I sign Alexander up for a two-month membership at a local health club at $119/month.  I come home and see an email for a Living Social coupon offering a month at the same club for $59 plus a free personal training session.  What should be an easy resolution isn't.  I have to:

  • first speak with Moonli (the shamelessly perky and aggressive salesgirl who sold me the membership and who then makes up stuff as to why I should not use the coupon); 
  • then speak with her boss Richard (who is similarly unhelpful and untruthful); 
  • then field a call from Alexander whom Moonli contacts directly, saying she's confused; and
  • then finally connect with Phil (at the gym’s corporate headquarters) who is more reasonable but still over sells.
 In the end, Phil and I negotiate a deal that works for everyone.

I went to a street fair at the beginning of June and bought two standard size shams from the W Hotel.  Yesterday I open them and instead of being 21 X 28, as the packaging states, they are 27 X 33 and too large for all my pillows.  I call the W Hotel Store and they tell me they cannot take them back; “I’m sorry, ma’am, but that was a final sale.”  “Huh?  You mean it doesn’t matter that your labeling was WRONG?!”  It soon becomes clear that Rene doesn’t want to deal with me and provides a number for the online store.
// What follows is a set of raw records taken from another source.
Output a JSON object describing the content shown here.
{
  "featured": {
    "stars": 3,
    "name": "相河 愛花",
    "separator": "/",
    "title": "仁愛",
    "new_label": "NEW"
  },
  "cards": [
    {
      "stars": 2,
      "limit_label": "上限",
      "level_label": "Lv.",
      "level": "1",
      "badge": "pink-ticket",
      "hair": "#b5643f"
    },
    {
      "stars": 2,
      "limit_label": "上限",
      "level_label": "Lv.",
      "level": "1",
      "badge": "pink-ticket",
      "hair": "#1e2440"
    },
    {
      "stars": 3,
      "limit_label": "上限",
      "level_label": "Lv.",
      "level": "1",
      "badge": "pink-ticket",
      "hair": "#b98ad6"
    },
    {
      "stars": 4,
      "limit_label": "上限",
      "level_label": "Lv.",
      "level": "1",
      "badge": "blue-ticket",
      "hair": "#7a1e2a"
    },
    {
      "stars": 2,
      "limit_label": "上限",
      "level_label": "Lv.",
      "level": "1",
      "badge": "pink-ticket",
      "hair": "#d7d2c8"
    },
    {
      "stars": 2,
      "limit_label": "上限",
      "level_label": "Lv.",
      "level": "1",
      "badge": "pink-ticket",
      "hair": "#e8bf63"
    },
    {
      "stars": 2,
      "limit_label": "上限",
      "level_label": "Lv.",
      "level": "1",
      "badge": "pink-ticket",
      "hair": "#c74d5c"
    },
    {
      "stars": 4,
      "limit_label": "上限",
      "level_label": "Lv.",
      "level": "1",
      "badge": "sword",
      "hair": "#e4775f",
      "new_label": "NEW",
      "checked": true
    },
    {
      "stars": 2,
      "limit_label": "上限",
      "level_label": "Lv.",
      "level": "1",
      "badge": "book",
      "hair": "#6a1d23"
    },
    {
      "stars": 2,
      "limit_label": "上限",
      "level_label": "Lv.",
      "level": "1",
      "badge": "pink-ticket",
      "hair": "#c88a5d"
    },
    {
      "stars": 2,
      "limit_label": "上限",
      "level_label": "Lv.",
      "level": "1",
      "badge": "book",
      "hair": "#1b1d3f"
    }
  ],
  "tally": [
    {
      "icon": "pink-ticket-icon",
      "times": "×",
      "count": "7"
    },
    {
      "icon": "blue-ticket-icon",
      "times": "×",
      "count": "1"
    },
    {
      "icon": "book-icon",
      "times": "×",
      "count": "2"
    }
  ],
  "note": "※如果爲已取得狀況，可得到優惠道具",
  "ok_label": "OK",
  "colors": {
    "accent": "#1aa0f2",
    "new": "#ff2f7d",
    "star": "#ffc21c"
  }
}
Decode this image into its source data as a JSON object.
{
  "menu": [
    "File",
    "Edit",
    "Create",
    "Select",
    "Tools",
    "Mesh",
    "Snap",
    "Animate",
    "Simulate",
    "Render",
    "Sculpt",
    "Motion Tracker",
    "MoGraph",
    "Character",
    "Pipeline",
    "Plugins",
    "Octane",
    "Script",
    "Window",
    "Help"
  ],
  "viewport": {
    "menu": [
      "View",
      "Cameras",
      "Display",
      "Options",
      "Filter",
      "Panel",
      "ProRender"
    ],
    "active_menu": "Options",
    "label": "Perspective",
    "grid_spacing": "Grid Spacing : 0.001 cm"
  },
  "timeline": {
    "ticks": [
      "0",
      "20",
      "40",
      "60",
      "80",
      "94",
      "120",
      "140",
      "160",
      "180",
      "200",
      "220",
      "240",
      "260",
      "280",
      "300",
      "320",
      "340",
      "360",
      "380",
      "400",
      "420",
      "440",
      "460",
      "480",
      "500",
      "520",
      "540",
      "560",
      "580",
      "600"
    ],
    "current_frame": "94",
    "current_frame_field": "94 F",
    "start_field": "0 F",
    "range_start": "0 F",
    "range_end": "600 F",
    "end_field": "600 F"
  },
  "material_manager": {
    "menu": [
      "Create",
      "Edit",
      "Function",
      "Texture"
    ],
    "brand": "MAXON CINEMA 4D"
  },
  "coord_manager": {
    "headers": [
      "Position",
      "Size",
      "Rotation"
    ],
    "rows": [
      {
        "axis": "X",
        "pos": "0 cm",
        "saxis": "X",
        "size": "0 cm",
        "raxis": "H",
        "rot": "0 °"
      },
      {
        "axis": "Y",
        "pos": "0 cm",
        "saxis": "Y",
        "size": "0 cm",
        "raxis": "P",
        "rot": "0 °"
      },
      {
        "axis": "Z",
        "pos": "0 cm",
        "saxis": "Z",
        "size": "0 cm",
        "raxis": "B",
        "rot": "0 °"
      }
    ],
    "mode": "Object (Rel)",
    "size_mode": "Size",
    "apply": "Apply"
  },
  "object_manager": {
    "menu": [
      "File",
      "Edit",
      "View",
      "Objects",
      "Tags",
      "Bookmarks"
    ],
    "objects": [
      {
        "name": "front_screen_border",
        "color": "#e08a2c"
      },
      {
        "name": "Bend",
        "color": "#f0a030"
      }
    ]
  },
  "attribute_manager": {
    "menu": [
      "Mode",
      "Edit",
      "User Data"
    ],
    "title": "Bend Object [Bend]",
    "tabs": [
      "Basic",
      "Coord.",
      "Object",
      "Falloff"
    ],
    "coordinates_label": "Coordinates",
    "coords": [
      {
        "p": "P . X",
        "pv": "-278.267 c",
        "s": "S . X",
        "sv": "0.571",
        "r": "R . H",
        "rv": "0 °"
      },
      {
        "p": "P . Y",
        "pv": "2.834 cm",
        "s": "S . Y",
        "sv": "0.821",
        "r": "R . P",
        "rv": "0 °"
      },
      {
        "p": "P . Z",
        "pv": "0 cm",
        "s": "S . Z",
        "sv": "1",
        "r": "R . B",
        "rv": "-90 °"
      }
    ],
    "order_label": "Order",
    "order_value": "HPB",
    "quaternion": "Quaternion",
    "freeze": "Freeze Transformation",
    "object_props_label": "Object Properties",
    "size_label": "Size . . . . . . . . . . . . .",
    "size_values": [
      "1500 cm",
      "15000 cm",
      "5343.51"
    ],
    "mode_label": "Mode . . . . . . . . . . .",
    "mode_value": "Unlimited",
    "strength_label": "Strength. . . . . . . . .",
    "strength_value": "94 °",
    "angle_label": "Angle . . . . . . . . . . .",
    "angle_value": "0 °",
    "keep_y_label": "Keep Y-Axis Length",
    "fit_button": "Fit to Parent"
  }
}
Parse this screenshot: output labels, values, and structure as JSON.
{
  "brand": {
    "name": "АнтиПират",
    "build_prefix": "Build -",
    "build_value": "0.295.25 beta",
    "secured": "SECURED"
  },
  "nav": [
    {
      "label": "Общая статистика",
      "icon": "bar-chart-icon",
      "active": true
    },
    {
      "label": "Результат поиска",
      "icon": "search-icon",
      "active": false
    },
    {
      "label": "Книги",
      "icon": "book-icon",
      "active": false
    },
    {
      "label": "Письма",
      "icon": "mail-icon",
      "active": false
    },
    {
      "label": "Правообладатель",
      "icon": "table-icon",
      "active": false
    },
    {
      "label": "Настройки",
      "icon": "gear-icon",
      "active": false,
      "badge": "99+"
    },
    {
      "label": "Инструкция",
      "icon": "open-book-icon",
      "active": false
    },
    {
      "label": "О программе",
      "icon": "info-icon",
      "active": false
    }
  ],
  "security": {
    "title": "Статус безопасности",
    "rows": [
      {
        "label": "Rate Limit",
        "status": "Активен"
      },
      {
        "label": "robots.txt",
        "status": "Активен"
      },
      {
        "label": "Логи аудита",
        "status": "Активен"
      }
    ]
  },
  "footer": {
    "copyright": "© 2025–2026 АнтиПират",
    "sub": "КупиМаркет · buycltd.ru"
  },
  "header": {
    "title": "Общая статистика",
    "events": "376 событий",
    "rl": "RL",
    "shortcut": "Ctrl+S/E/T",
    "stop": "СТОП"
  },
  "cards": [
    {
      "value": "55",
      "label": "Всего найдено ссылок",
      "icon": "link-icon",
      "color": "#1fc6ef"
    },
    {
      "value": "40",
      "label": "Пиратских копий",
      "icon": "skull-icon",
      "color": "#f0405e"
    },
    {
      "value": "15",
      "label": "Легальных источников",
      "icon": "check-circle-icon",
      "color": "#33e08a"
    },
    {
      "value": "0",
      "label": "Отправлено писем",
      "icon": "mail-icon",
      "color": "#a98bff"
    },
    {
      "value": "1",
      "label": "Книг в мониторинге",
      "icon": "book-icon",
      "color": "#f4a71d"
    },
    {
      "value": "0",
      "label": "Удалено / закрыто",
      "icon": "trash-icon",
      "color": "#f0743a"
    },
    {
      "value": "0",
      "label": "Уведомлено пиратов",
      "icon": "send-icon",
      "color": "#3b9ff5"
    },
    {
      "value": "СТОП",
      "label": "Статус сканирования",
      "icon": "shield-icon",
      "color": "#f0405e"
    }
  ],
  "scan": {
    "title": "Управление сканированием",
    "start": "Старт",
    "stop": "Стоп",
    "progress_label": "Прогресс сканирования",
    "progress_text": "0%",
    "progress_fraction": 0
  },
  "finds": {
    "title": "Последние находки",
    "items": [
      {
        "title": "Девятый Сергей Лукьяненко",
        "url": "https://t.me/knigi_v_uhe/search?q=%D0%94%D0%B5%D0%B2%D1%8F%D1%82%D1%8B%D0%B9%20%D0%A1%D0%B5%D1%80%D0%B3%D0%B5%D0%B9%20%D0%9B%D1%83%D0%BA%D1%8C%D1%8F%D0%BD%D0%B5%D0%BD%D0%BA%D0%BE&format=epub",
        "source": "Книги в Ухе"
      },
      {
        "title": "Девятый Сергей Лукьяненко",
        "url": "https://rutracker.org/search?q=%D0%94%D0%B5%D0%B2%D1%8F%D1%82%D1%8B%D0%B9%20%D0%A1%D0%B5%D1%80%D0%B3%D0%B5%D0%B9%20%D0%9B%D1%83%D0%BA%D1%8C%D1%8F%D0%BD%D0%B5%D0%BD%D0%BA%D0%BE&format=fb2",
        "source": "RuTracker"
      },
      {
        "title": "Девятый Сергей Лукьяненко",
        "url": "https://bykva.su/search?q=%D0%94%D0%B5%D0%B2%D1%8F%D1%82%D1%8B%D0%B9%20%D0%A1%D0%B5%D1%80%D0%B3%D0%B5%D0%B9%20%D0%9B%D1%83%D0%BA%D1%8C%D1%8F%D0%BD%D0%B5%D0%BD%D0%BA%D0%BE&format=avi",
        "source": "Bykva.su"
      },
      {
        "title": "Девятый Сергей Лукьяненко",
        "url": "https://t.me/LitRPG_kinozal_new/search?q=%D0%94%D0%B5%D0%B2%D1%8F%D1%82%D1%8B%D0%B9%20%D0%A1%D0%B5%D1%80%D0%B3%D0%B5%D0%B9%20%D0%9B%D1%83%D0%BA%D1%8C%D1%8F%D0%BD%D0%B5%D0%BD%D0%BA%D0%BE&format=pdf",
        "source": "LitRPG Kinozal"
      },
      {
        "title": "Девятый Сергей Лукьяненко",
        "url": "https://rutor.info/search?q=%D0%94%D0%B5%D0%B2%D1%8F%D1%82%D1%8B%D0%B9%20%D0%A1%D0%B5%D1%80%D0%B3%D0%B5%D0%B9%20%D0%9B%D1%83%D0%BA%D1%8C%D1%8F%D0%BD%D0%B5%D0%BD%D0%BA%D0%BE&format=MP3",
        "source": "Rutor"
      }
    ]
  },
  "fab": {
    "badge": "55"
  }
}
Three phone calls and two emails have no result.  I try a number I find on the internet for the “worldwide corporate headquarters” and get Linda.  She really does want to help and her authoritative manner leaves no doubt that this woman knows what she's doing. She eventually tracks down someone named Laura in New York who works at the W merchandise warehouse.  Laura not only sends me a free return-shipping label, she agrees to take back a non-absorbing terry cloth robe I had bought for Alexander at the same time.  She will refund me for the entire order.  I love Laura.

My cleaners delivers a shirt for Alexander.  The doorman says it wasn’t delivered; the cleaners says it was.  I spend the day trying to track it down.  I approach my doorman, interrupting his reading of today’s Post.   “Who else received cleaning today?  Maybe my son’s shirt got mixed in with theirs by mistake?”  (This has happened before).  He becomes defensive. It is too hot to argue.  At the end of the day, Alexander walks in wearing the missing shirt.  “Oh, I picked it up late last night from the doorman,” he tells me.

I have an unopened box in my living room that has been there now for three weeks.   My handyman has been promising daily to install it.  Today he actually does.

I go to the post office to mail some clothes to my mom.  With one exception, everyone there is mean.  I believe they hate their jobs, hate every customer, and particularly hate me.  While there I buy some stamps. 



I look at the dour postal clerk and say, “See, you do have to smile now.”  She responds, “No I don’t.  My smiles are all used up.”

I leave happy knowing that mine aren’t.

1 comment:

  1. What's with postal workers? Those are the cutest stamps - how can you not smile?? Have a fantastic weekend!